Androgens play an important role in male sexual differentiation and development. They exert their function by binding to and activating the androgen receptor (Ar), a member of the steroid hormone receptor superfamily. Here, we report on the isolation and characterization of zebrafish Ar. The complete transcript of zebrafish ar is 5.3 kb long encoding a putative polypeptide of 868 amino acids. Our experimental and bioinformatic analysis has found a single ar locus in zebrafish. Phylogenetic analysis using the ligand-binding domain showed that the zebrafish Ar clustered with its cyprinid orthologs to form a separate group, which was closer to the beta clade than to the alpha clade.

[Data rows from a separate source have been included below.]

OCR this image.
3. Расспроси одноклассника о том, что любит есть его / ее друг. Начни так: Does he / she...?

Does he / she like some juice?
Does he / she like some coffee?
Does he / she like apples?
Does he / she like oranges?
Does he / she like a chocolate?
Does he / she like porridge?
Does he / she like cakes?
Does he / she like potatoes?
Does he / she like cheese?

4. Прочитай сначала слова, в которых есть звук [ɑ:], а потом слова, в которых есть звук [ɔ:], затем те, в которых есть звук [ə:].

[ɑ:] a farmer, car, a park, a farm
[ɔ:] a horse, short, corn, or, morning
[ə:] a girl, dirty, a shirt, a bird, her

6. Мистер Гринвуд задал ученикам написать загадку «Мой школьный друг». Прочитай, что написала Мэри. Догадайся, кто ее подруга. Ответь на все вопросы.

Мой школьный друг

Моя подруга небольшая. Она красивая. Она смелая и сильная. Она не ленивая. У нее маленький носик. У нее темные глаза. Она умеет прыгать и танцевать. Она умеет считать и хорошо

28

Tissue-specific expression analysis revealed that the ar mRNA was expressed ubiquitously in all adult tissues tested, with sexually dimorphic expression in the gonad and muscle. While the ar transcript was maternally deposited into the embryo, signs of zygotic expression could be detected as early as 24 h after fertilization, and the expression level increased substantially afterwards. When analyzed during gonad development, the expression level of ar mRNA at 4 wk after fertilization was similar in both developing gonads but later became higher in the transforming testis, suggesting a potential role during male gonad differentiation. We also combined theoretical modeling with in vitro experiments to show that the zebrafish Ar is preferentially activated by 11-ketotestosterone.